NEW YORK – Researchers at the Chinese Center for Disease Control and Prevention and their collaborators have conducted an in-depth annotation of the newly discovered coronavirus (2019-nCoV) genome, finding several differences between 2019-nCoV and severe acute respiratory syndrome (SARS) or SARS-like coronaviruses.
In a study published recently in Cell Host & Microbe, the researchers described their systematic comparison of 2019-nCoV and several other SARS and SARS-like viruses, identifying 380 amino acid substitutions between these coronaviruses that may have caused a functional and pathogenic divergence in 2019-nCoV.
Coronaviruses are genetically classified into four major genera: Alphacoronavirus, Betacoronavirus, Gammacoronavirus, and Deltacoronavirus. Six kinds of human coronaviruses have been previously identified, including HCoV-NL63 and HCoV-229E, which belong to the Alphacoronavirus genus; and HCoV-OC43, HCoV-HKU1, severe acute respiratory syndrome coronavirus (SARS-CoV), and Middle East respiratory syndrome coronavirus (MERS-CoV), which all belong to the Betacoronavirus genus.
The coronavirus genomes range from approximately 26,000 to 32,000 bases, and include six to 11 open reading frames (ORFs), the researchers noted. The first ORF represents approximately 67 percent of the entire genome and encodes 16 non-structural proteins, while the remaining ORFs encode accessory proteins and structural proteins. The four major structural proteins are the spike surface glycoprotein (S), small envelope protein (E), matrix protein (M), and nucleocapsid protein (N). The spike surface glycoprotein plays an essential role in binding to receptors on the host cell and determines host tropism. The spike proteins of SARS-CoV and MERS-CoV bind to different host receptors via different receptor-binding domains.
For this study, the researchers performed in-depth genome annotations on the first three determined genomes of 2019-nCoV — HB01, HB04, and HB05 — and compared them to related coronaviruses, including 1,008 human SARS-CoV, 338 bat SARS-like CoV, and 3,131 human MERS-CoV.

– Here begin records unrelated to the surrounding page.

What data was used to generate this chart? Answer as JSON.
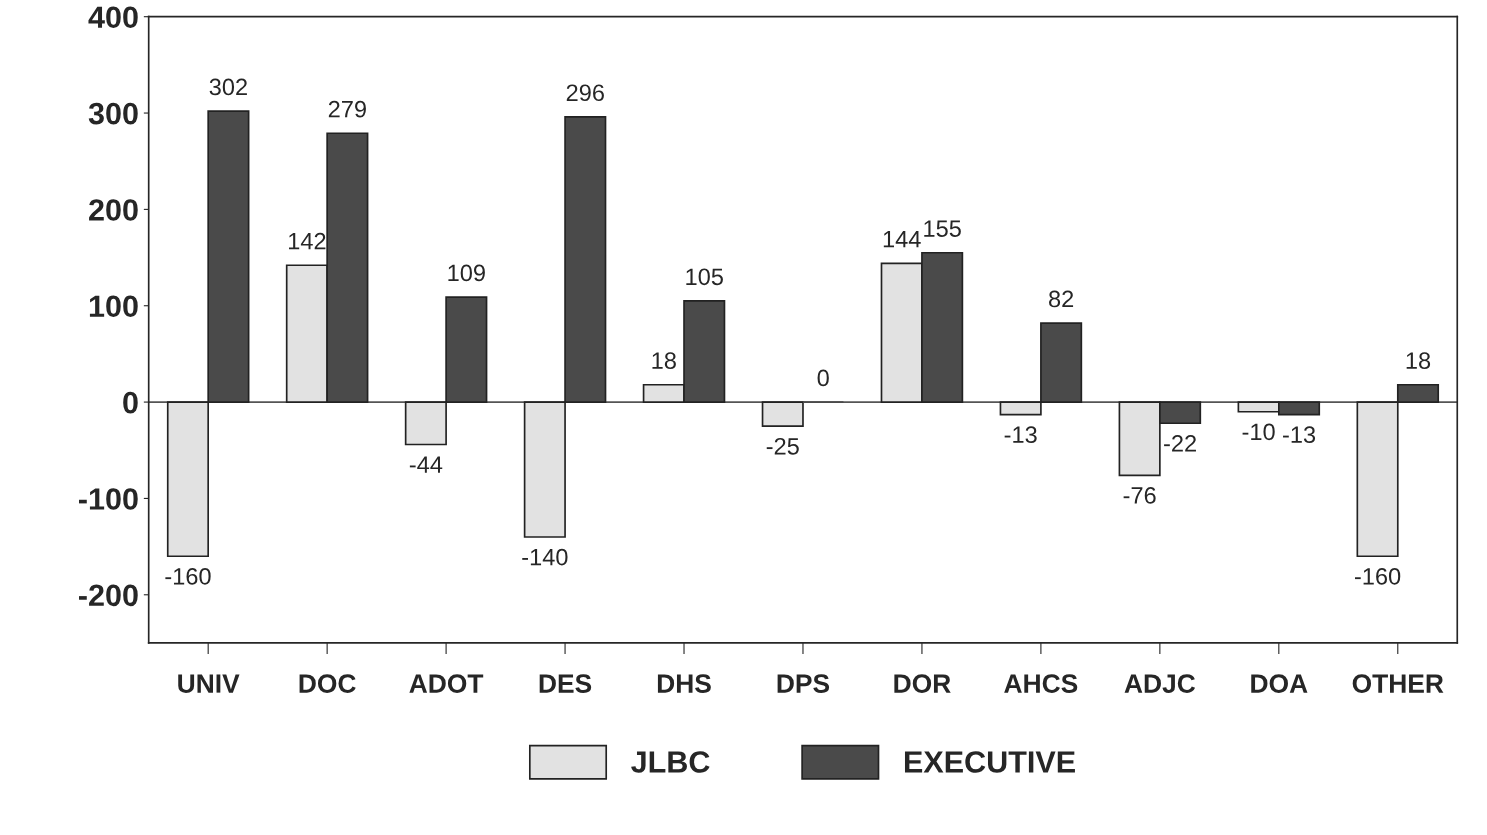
{
  "chart_data": {
    "type": "bar",
    "categories": [
      "UNIV",
      "DOC",
      "ADOT",
      "DES",
      "DHS",
      "DPS",
      "DOR",
      "AHCS",
      "ADJC",
      "DOA",
      "OTHER"
    ],
    "series": [
      {
        "name": "JLBC",
        "color": "#e2e2e2",
        "values": [
          -160,
          142,
          -44,
          -140,
          18,
          -25,
          144,
          -13,
          -76,
          -10,
          -160
        ]
      },
      {
        "name": "EXECUTIVE",
        "color": "#4a4a4a",
        "values": [
          302,
          279,
          109,
          296,
          105,
          0,
          155,
          82,
          -22,
          -13,
          18
        ]
      }
    ],
    "ylim": [
      -250,
      400
    ],
    "yticks": [
      -200,
      -100,
      0,
      100,
      200,
      300,
      400
    ],
    "ref_lines": [
      {
        "axis": "y",
        "value": 0,
        "color": "#555555",
        "line_style": "solid"
      }
    ],
    "data_labels": true,
    "grid": false,
    "legend": "bottom"
  }
}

At the amino acid level, the researchers found that the 2019-nCoV was quite similar to SARS-CoV, but also saw some notable differences. For example, the 8a protein was present in SARS-CoV but absent in 2019-nCoV. The 8b protein was 84 amino acids long in SARS-CoV, but 121 amino acids long in 2019-nCoV. In contrast, the 3b protein was 154 amino acids long in SARS-CoV, but only 22 amino acids long in 2019-nCoV.

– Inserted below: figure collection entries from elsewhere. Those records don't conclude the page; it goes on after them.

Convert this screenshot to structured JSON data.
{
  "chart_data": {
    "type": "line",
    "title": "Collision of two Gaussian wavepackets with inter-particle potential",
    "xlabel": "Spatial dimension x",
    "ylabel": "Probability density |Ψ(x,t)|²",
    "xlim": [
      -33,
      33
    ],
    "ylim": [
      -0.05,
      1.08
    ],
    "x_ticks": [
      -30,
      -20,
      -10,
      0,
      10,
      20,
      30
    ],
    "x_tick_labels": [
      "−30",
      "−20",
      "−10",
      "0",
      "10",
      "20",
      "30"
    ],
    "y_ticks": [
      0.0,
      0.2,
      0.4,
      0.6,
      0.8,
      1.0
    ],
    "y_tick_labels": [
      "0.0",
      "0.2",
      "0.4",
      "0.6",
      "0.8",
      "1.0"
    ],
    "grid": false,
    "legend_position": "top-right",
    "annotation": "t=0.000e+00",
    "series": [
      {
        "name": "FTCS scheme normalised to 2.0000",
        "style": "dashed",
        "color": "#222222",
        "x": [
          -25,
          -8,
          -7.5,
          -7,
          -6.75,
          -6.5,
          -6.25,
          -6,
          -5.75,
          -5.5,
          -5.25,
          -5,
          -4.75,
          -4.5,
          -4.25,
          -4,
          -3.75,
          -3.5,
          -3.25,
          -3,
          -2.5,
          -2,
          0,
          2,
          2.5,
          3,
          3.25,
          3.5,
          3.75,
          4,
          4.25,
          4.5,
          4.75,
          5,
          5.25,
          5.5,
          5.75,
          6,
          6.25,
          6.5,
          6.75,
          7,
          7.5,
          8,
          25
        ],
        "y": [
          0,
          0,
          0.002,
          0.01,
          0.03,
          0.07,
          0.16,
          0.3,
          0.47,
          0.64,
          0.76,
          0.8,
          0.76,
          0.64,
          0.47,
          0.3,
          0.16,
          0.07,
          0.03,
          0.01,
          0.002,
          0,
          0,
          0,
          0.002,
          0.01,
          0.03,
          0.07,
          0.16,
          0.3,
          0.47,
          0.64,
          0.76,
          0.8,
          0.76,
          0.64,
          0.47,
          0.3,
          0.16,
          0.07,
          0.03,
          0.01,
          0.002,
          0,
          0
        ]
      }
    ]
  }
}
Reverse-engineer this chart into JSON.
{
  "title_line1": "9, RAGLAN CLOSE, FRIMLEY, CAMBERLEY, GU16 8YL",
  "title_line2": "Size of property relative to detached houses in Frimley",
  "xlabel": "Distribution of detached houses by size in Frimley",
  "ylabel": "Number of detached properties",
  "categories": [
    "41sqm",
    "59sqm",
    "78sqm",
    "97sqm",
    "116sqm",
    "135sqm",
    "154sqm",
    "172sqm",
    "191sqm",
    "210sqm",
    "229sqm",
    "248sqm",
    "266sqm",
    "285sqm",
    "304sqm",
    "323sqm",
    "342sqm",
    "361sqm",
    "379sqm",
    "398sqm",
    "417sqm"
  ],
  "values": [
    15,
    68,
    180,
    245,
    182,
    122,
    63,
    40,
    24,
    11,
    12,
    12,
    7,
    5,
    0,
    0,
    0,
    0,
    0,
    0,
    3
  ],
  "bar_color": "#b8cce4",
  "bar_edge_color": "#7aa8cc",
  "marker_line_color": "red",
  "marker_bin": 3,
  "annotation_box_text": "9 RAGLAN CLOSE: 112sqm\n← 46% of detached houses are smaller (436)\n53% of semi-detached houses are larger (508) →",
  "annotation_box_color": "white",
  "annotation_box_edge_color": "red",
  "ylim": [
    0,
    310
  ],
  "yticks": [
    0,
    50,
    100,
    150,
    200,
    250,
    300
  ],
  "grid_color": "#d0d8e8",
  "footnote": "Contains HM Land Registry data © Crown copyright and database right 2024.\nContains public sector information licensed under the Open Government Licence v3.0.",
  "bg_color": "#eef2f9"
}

"Further studies are needed to characterize how these differences affect the functionality and pathogenesis of 2019-nCoV," the authors wrote.

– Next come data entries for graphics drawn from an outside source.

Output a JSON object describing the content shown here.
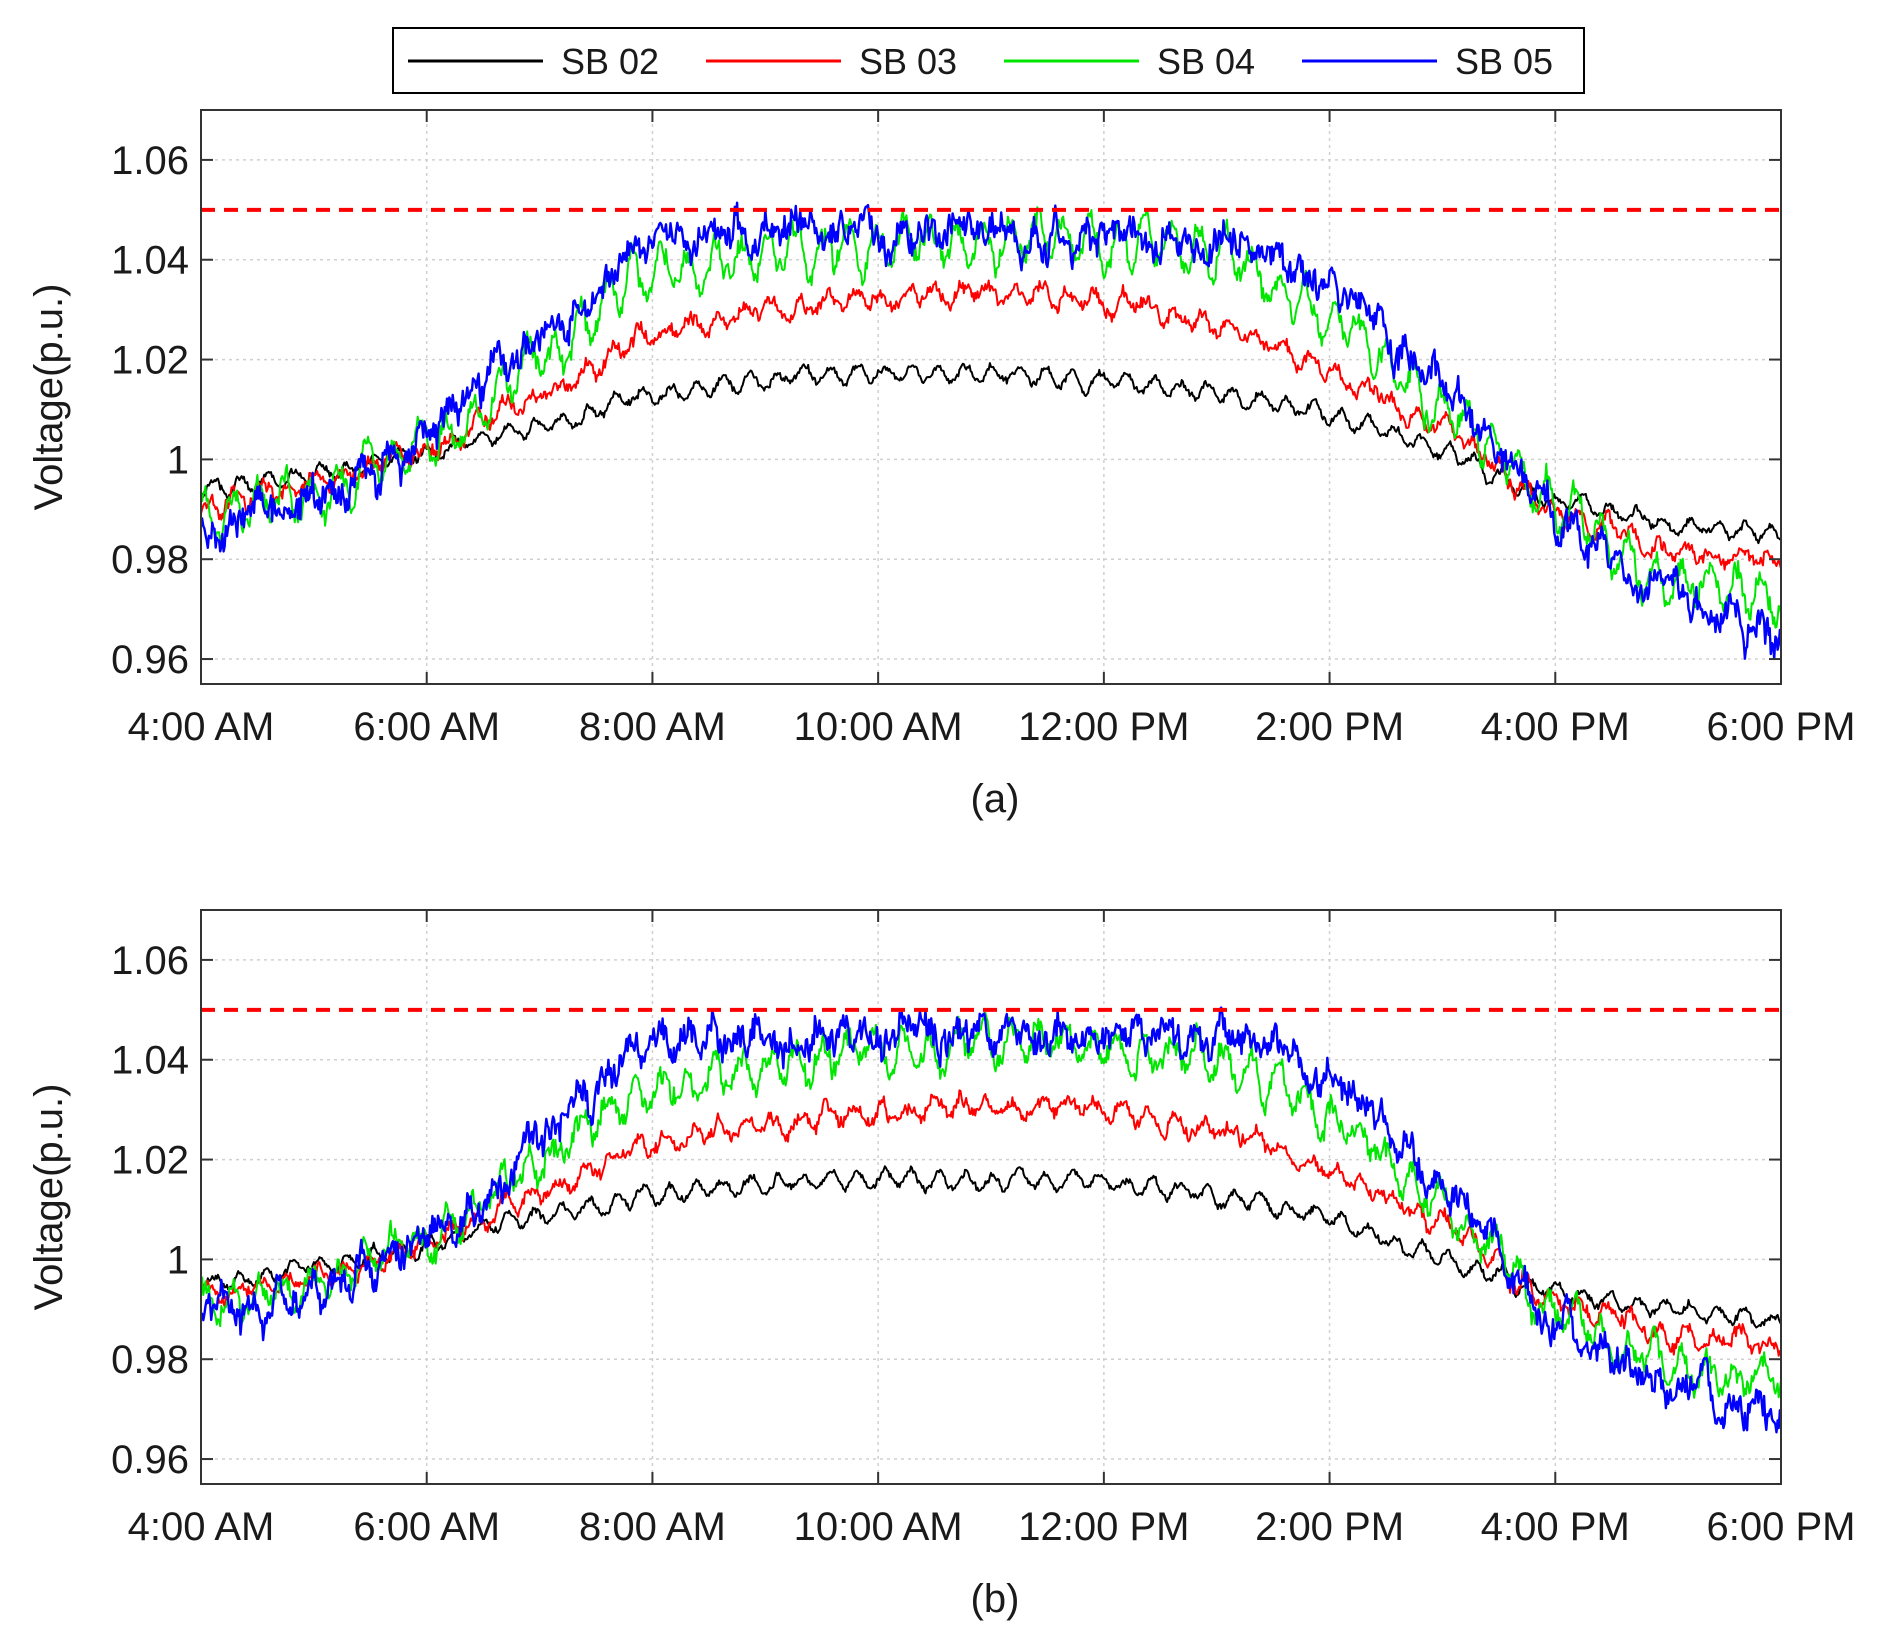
{
  "legend": {
    "entries": [
      {
        "name": "SB 02",
        "color": "#000000"
      },
      {
        "name": "SB 03",
        "color": "#ff0000"
      },
      {
        "name": "SB 04",
        "color": "#00e600"
      },
      {
        "name": "SB 05",
        "color": "#0000ff"
      }
    ]
  },
  "chart_data": [
    {
      "type": "line",
      "panel_caption": "(a)",
      "ylabel": "Voltage(p.u.)",
      "xlabel": "",
      "xlim": [
        4,
        18
      ],
      "ylim": [
        0.955,
        1.07
      ],
      "xticks": [
        4,
        6,
        8,
        10,
        12,
        14,
        16,
        18
      ],
      "xtick_labels": [
        "4:00 AM",
        "6:00 AM",
        "8:00 AM",
        "10:00 AM",
        "12:00 PM",
        "2:00 PM",
        "4:00 PM",
        "6:00 PM"
      ],
      "yticks": [
        0.96,
        0.98,
        1.0,
        1.02,
        1.04,
        1.06
      ],
      "ytick_labels": [
        "0.96",
        "0.98",
        "1",
        "1.02",
        "1.04",
        "1.06"
      ],
      "grid": true,
      "reference_line": {
        "y": 1.05,
        "color": "#ff0000",
        "style": "dashed"
      },
      "series": [
        {
          "name": "SB 02",
          "color": "#000000",
          "noise": 0.001,
          "ripple": 0.0015,
          "x": [
            4,
            5,
            6,
            7,
            8,
            9,
            10,
            11,
            12,
            13,
            14,
            15,
            16,
            17,
            18
          ],
          "y": [
            0.994,
            0.997,
            1.001,
            1.007,
            1.013,
            1.016,
            1.017,
            1.017,
            1.016,
            1.013,
            1.009,
            1.002,
            0.992,
            0.987,
            0.985
          ]
        },
        {
          "name": "SB 03",
          "color": "#ff0000",
          "noise": 0.0018,
          "ripple": 0.0015,
          "x": [
            4,
            5,
            6,
            7,
            8,
            9,
            10,
            11,
            12,
            13,
            14,
            15,
            16,
            17,
            18
          ],
          "y": [
            0.99,
            0.995,
            1.002,
            1.013,
            1.025,
            1.03,
            1.032,
            1.033,
            1.032,
            1.027,
            1.018,
            1.006,
            0.99,
            0.982,
            0.98
          ]
        },
        {
          "name": "SB 04",
          "color": "#00e600",
          "noise": 0.003,
          "ripple": 0.004,
          "x": [
            4,
            5,
            6,
            7,
            8,
            9,
            10,
            11,
            12,
            13,
            14,
            15,
            16,
            17,
            18
          ],
          "y": [
            0.988,
            0.993,
            1.003,
            1.02,
            1.037,
            1.041,
            1.043,
            1.044,
            1.044,
            1.042,
            1.028,
            1.012,
            0.99,
            0.976,
            0.972
          ]
        },
        {
          "name": "SB 05",
          "color": "#0000ff",
          "noise": 0.004,
          "ripple": 0.0015,
          "x": [
            4,
            5,
            6,
            7,
            8,
            9,
            10,
            11,
            12,
            13,
            14,
            15,
            16,
            17,
            18
          ],
          "y": [
            0.985,
            0.992,
            1.004,
            1.024,
            1.045,
            1.046,
            1.045,
            1.045,
            1.045,
            1.044,
            1.035,
            1.015,
            0.988,
            0.972,
            0.965
          ]
        }
      ]
    },
    {
      "type": "line",
      "panel_caption": "(b)",
      "ylabel": "Voltage(p.u.)",
      "xlabel": "",
      "xlim": [
        4,
        18
      ],
      "ylim": [
        0.955,
        1.07
      ],
      "xticks": [
        4,
        6,
        8,
        10,
        12,
        14,
        16,
        18
      ],
      "xtick_labels": [
        "4:00 AM",
        "6:00 AM",
        "8:00 AM",
        "10:00 AM",
        "12:00 PM",
        "2:00 PM",
        "4:00 PM",
        "6:00 PM"
      ],
      "yticks": [
        0.96,
        0.98,
        1.0,
        1.02,
        1.04,
        1.06
      ],
      "ytick_labels": [
        "0.96",
        "0.98",
        "1",
        "1.02",
        "1.04",
        "1.06"
      ],
      "grid": true,
      "reference_line": {
        "y": 1.05,
        "color": "#ff0000",
        "style": "dashed"
      },
      "series": [
        {
          "name": "SB 02",
          "color": "#000000",
          "noise": 0.001,
          "ripple": 0.0015,
          "x": [
            4,
            5,
            6,
            7,
            8,
            9,
            10,
            11,
            12,
            13,
            14,
            15,
            16,
            17,
            18
          ],
          "y": [
            0.995,
            0.998,
            1.003,
            1.009,
            1.013,
            1.015,
            1.016,
            1.016,
            1.015,
            1.013,
            1.008,
            1.0,
            0.993,
            0.99,
            0.988
          ]
        },
        {
          "name": "SB 03",
          "color": "#ff0000",
          "noise": 0.0018,
          "ripple": 0.0015,
          "x": [
            4,
            5,
            6,
            7,
            8,
            9,
            10,
            11,
            12,
            13,
            14,
            15,
            16,
            17,
            18
          ],
          "y": [
            0.993,
            0.996,
            1.003,
            1.013,
            1.023,
            1.027,
            1.03,
            1.031,
            1.03,
            1.026,
            1.018,
            1.006,
            0.992,
            0.985,
            0.983
          ]
        },
        {
          "name": "SB 04",
          "color": "#00e600",
          "noise": 0.003,
          "ripple": 0.003,
          "x": [
            4,
            5,
            6,
            7,
            8,
            9,
            10,
            11,
            12,
            13,
            14,
            15,
            16,
            17,
            18
          ],
          "y": [
            0.991,
            0.995,
            1.003,
            1.02,
            1.034,
            1.039,
            1.042,
            1.044,
            1.043,
            1.041,
            1.028,
            1.012,
            0.99,
            0.978,
            0.975
          ]
        },
        {
          "name": "SB 05",
          "color": "#0000ff",
          "noise": 0.004,
          "ripple": 0.0015,
          "x": [
            4,
            5,
            6,
            7,
            8,
            9,
            10,
            11,
            12,
            13,
            14,
            15,
            16,
            17,
            18
          ],
          "y": [
            0.988,
            0.993,
            1.003,
            1.025,
            1.044,
            1.045,
            1.045,
            1.045,
            1.045,
            1.045,
            1.036,
            1.016,
            0.988,
            0.974,
            0.968
          ]
        }
      ]
    }
  ]
}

Based on a phylogenetic analysis on the whole genomes of the various viruses, the researchers found that the 2019-nCoV was in the same Betacoronavirus clade as MERS-CoV, SARS-like bat CoV, and SARS-CoV, but that 2019-nCoV had the highest similarity with a SARS-like bat CoV, and was less related to the MERS-CoVs.
These findings are similar to those of another group of Chinese researchers who published a study in The Lancet at the end of January, noting that 2019-nCoV was genetically distinct from the SARS virus that caused the epidemic in 2002 and 2003, as well as from the MERS virus that was detected in 2012.
However, although phylogenetic analyses for the whole genome and individual genes clearly showed that the 2019-nCoV was most closely related to SARS-like bat viruses, the researchers for this study said they did not find a single strain of a SARS-like bat virus that harbored all proteins with the most similarity to counterparts of the 2019-nCoV.
"Given the close relationship between 2019-nCoV and SARS-CoVs or SARS-like bat CoVs, an examination of the amino acid substitutions in different proteins could shed light into how 2019-nCoV differs structurally and functionally from SARS-CoVs," the authors concluded. "In total, there were 380 amino acid substitutions between the amino acid sequences of 2019-nCoV (HB01) and the corresponding consensus sequences of SARS and SARS-like viruses."
Relatedly, the University of California, Santa Cruz Genomics Institute said late last week that it has posted the complete biomolecular code of 2019-nCoV for researchers to use. UCSC Genome Browser engineers are drawing data deposited into the National Institutes of Health's National Center for Bioinformatics (NCBI) and processing it into a visual display of the virus.
"When we display coronavirus data in the UCSC Genome Browser, it lets researchers look at the virus' structure and more importantly work with it so they can research how they want to attack it," UCSC Genome Browser Engineer Hiram Clawson said in a statement.
The Browser also allows for annotation, so researchers can collaborate and share experimental information.